O “encantamento” de Domingos Montagner
Roberto Malvezzi (Gogó)
Várias pessoas me pediram uma palavra sobre a tragédia com Domingos Montagner. Como moro a 500 quilômetros do lugar de seu decesso, não tenho detalhes do fato. Mesmo assim, decidi fazer esse texto a partir do que sei do rio e do fato.
Minha mulher é beradeira do São Francisco, assim como nossos filhos e filhas.
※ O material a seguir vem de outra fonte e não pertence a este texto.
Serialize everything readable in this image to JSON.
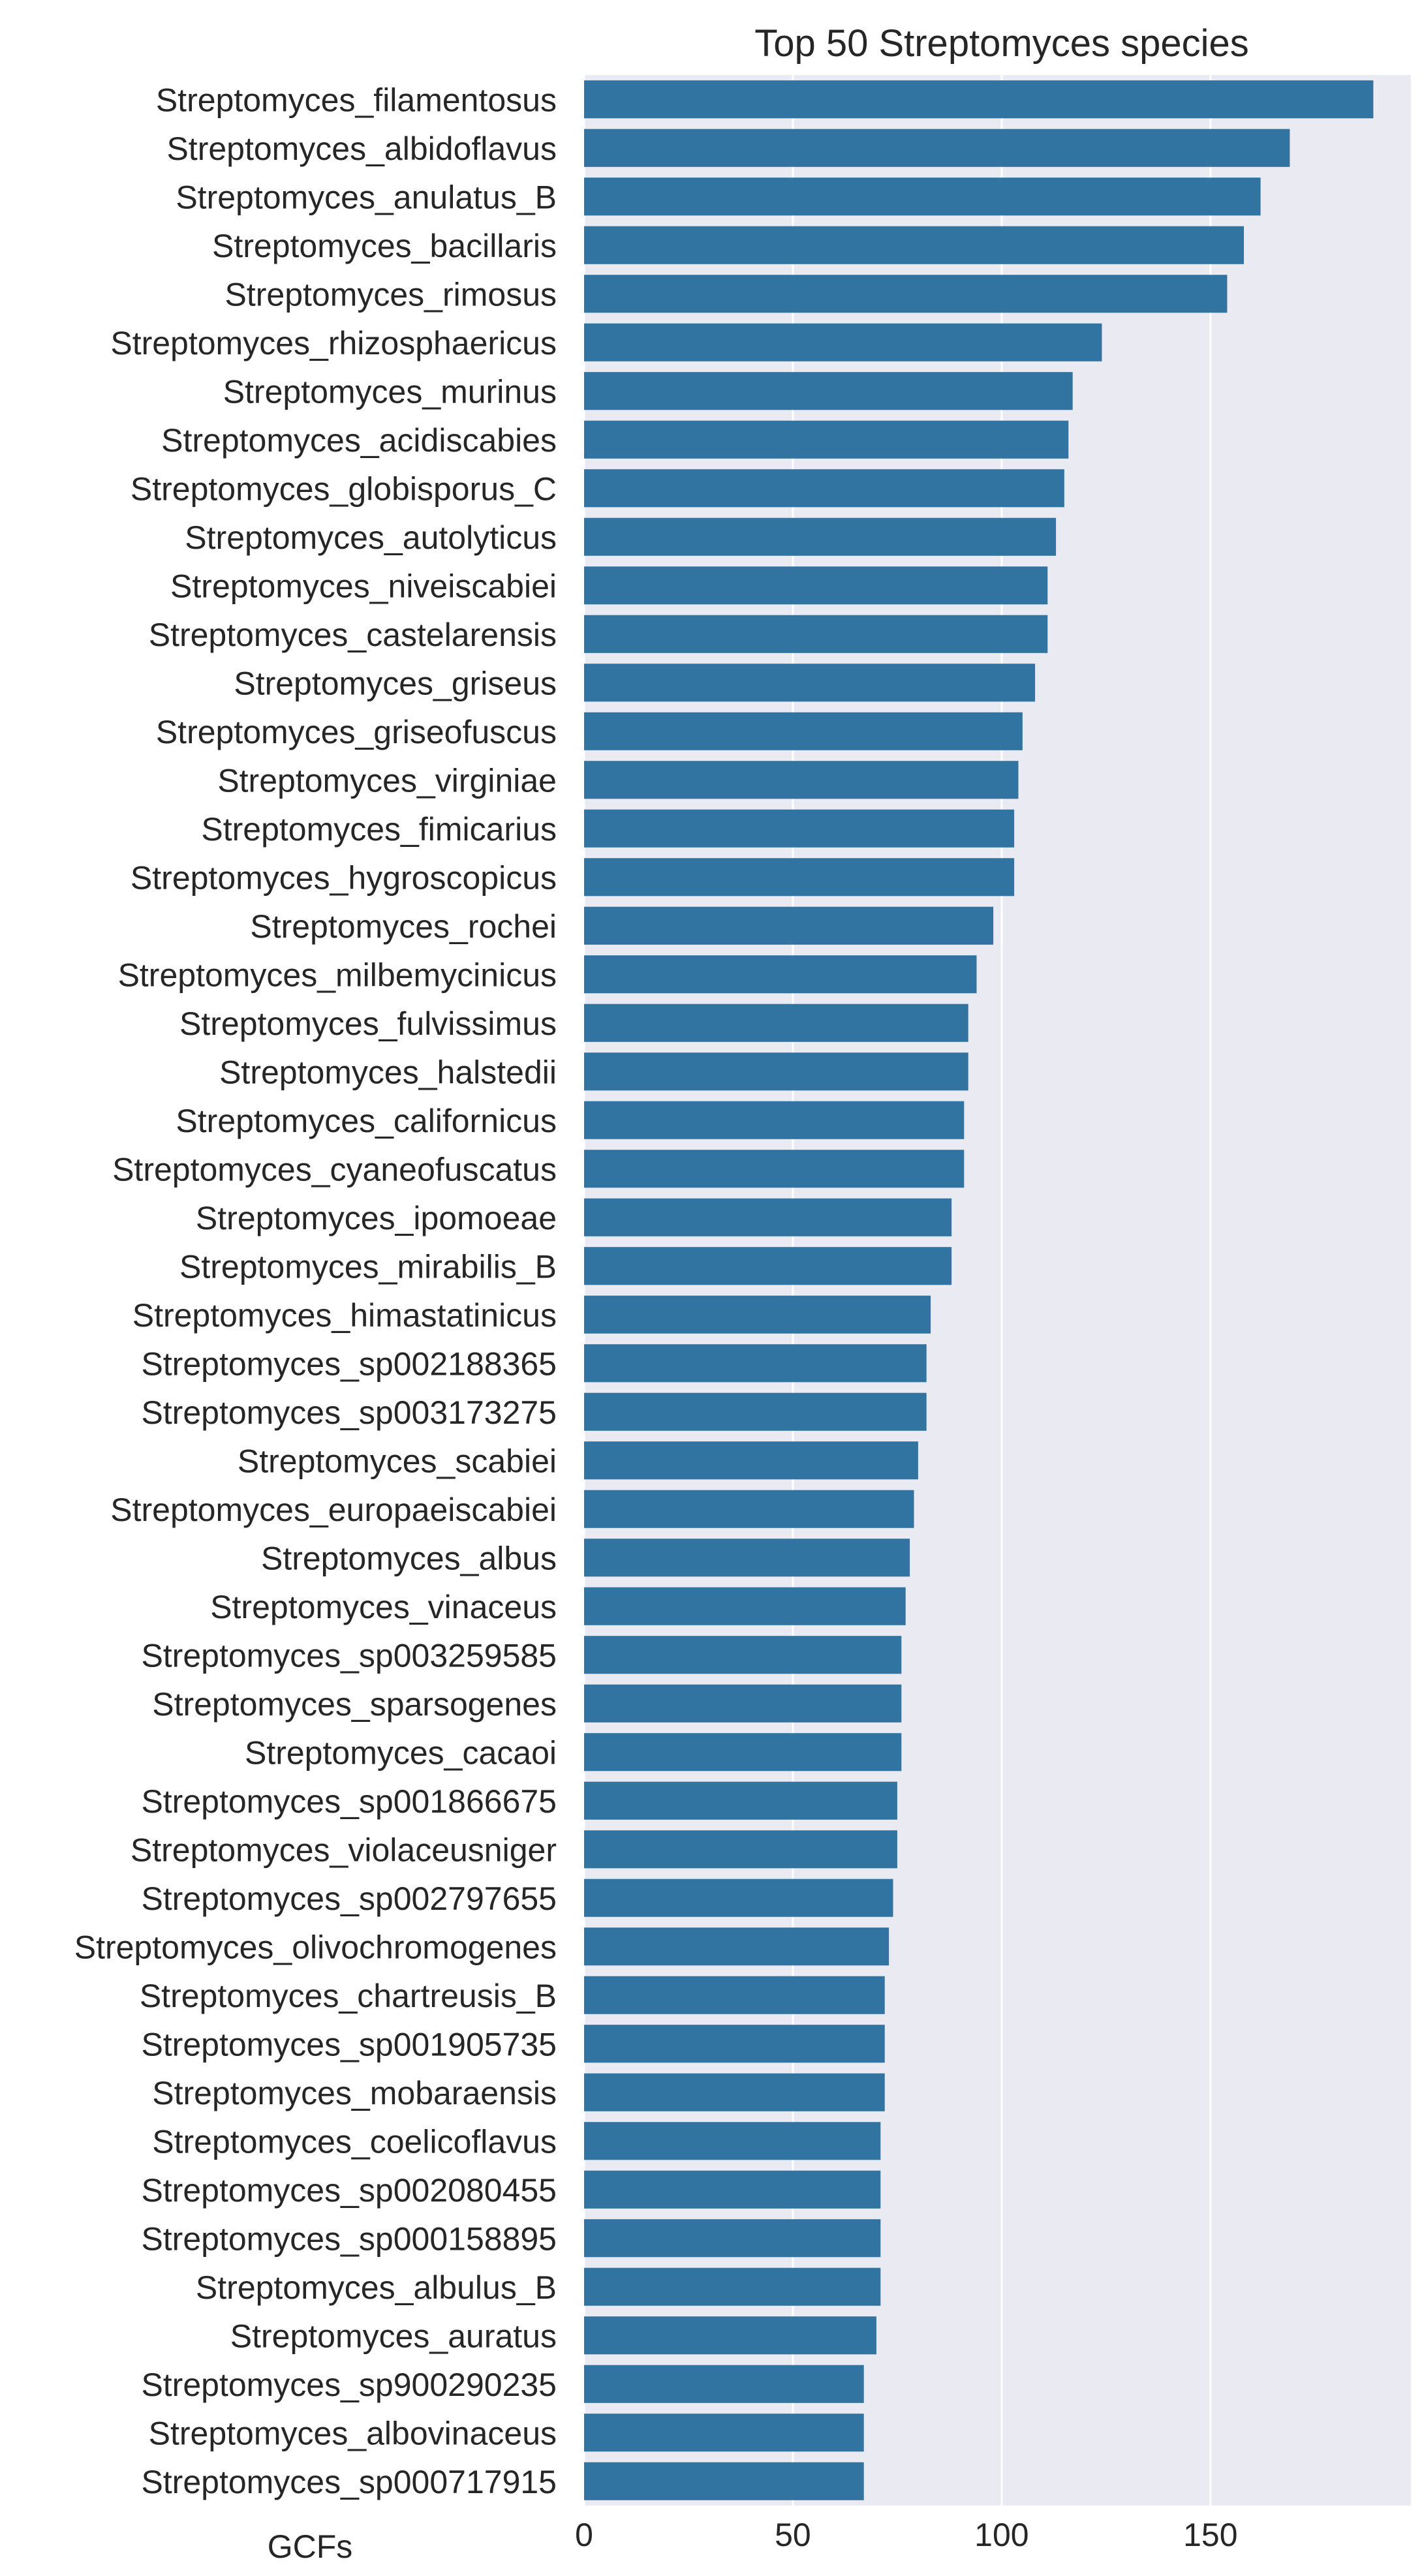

Ela sempre dizia aos meninos: “água não tem cabelo”. Ela mesma foi salva quando criança ao cair de um barco por uma pessoa que pulou na água quando viu apenas seus cabelos passando à flor da água. Foi salva pela cabeleira.
Eu conheci Domingos pessoalmente na oficina sobre o rio São Francisco que fiz para atores, diretores e produção no Rio de Janeiro. No intervalo da oficina conversamos bastante, junto com Letícia Sabatella – ia fazer o papel de Camila Pitanga – e Lucy Alves. Pessoa muito simples e muito cidadã.
Eu passava sempre por Canindé do São Francisco, indo ao baixo São Francisco. Há uma ponte que liga Alagoas (Piranhas) e Sergipe (Canindé). Quando se acaba de atravessar a ponte, está a referida prainha. Sempre muito quente, a vontade que dá é mesmo pular na água. Foi o que ele e Camila Pitanga fizeram.
Acontece que a referida prainha está apenas a uns 300 metros abaixo da barragem de Xingó. Era o final antigo do Cânion, hoje represado; logo abaixo, em Piranhas, o rio voltava a ser navegável. Hoje, com a barragem, a dinâmica das águas ficou modificada. O rio está raso, há muita pedra e muita correnteza, com poços profundos.
Quando eles decidiram ir mais para o meio do rio, não imaginavam o risco que corriam. Pelo relato de Camila, a força da água aumentou e, pior, havia um “remanso”, isto é, redemoinho na água que puxa para o fundo. Além do mais, ele tentou nadar contra a corrente, quando o normal seria descer com a correnteza, tentando se aproximar de outra pedra ou procurar a margem do rio.
A tragédia teria sido pior se ela tivesse pulado na água para salvá-lo. Estamos acostumados a ver o afogamento de duas ou três pessoas aqui no Velho Chico, quando um tenta salvar o outro, mas sem saber nadar direito ou sem técnica de salvamento. Esses dias dois irmãos morreram abraçados aqui na Ilha do Fogo, entre Juazeiro e Petrolina.
As lendas do São Francisco falam nos “encantados”, aqueles que estão ali presentes, mas são invisíveis aos nossos olhos. Assim são as pessoas, assim é o “vapor encantado”. A novela trabalha com essas lendas.
Impossível não ficar perplexos com essa situação. Só pude mandar um abraço aos atores e atrizes que conheci nesse contexto. Mesmo sem conhecer, aqui em casa pensamos muito na família real. Foi isso também que Letícia Sabatella me disse.
Domingos tornou-se mais um encantado do Velho Chico, um rio sofrido e cheio de mistérios.
(*) Roberto Malvezzi atua na Comissão Pastoral da Terra na região do rio São Francisco.